The current implementation of the DEPRA chatbot relies on the manual calculation of the depression score by checking the response manually and scoring each response separately. However, in the future, we will use machine learning and sentiment analyses algorithms to automatically check the responses and automatically calculate the depression score and return it to the participants immediately.

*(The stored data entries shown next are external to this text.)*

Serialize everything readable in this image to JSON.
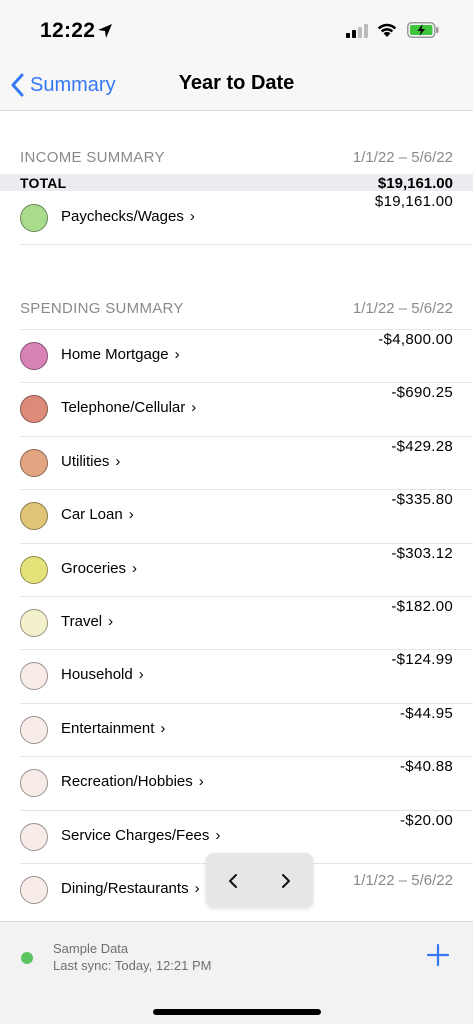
{
  "status_bar": {
    "time": "12:22"
  },
  "nav": {
    "back_label": "Summary",
    "title": "Year to Date"
  },
  "income": {
    "header": "INCOME SUMMARY",
    "date_range": "1/1/22 – 5/6/22",
    "total_label": "TOTAL",
    "total_amount": "$19,161.00",
    "items": [
      {
        "name": "Paychecks/Wages",
        "amount": "$19,161.00",
        "color": "#a8dc8c"
      }
    ]
  },
  "spending": {
    "header": "SPENDING SUMMARY",
    "date_range": "1/1/22 – 5/6/22",
    "items": [
      {
        "name": "Home Mortgage",
        "amount": "-$4,800.00",
        "color": "#d783b8"
      },
      {
        "name": "Telephone/Cellular",
        "amount": "-$690.25",
        "color": "#dc8a7a"
      },
      {
        "name": "Utilities",
        "amount": "-$429.28",
        "color": "#e2a582"
      },
      {
        "name": "Car Loan",
        "amount": "-$335.80",
        "color": "#e0c578"
      },
      {
        "name": "Groceries",
        "amount": "-$303.12",
        "color": "#e6e27a"
      },
      {
        "name": "Travel",
        "amount": "-$182.00",
        "color": "#f3f1cc"
      },
      {
        "name": "Household",
        "amount": "-$124.99",
        "color": "#f8ece8"
      },
      {
        "name": "Entertainment",
        "amount": "-$44.95",
        "color": "#f8ece8"
      },
      {
        "name": "Recreation/Hobbies",
        "amount": "-$40.88",
        "color": "#f8ece8"
      },
      {
        "name": "Service Charges/Fees",
        "amount": "-$20.00",
        "color": "#f8ece8"
      },
      {
        "name": "Dining/Restaurants",
        "amount": "",
        "color": "#f8ece8"
      }
    ]
  },
  "trailing_date_range": "1/1/22 – 5/6/22",
  "pager": {
    "prev": "‹",
    "next": "›"
  },
  "footer": {
    "sync_title": "Sample Data",
    "sync_status": "Last sync: Today, 12:21 PM",
    "sync_color": "#5ec462",
    "add_icon": "plus-icon"
  },
  "colors": {
    "accent": "#3478f6"
  }
}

Countries around the world are currently facing a pandemic so the need to access digital health care systems is more critical than at any time before. There is an urgent need for digital assessors to work with medical staff and assist with the collection of data to identify the population which needs professional consultation. In this research, we designed and implemented a DEPRA chatbot. A contemporary platform, Dialogflow, was used throughout the research. Dialogflow has practical tools that can be used to build conversational applications like chatbots which can be integrated in various environments such as Facebook Messenger. The Structured Interview Guide for the Hamilton Depression rating scale (SIGH-D) and the Inventory of Depressive Symptomatology (IDS) was followed to generate a set of questions required for data collection. SIGH-D and IDS contain instructions and topics for several mood symptoms confirmed by health care professionals. In this research, 50 participants completed the chatbot sessions and their responses were collected and analysed. To identify the participants’ depression levels, two scoring systems were utilized, IDS-SR and QIDS-SR. The results for the IDS-SR scoring method showed that 30% of the participants were healthy, 14% had mild depression, 22% had moderate depression, 14% had severe depression, and 20% had very severe depression. The results for the QIDS-SR scoring method showed that 32% of the participants were healthy, 18% had mild depression, 10% had moderate depression, 18% had severe depression, and 22% had very severe depression. Finally, a user satisfaction form was completed by 29 out of 50 participants. The overall satisfaction rate was 3.95 out of 5 (79%), revealing a high rate of user satisfaction and engagement.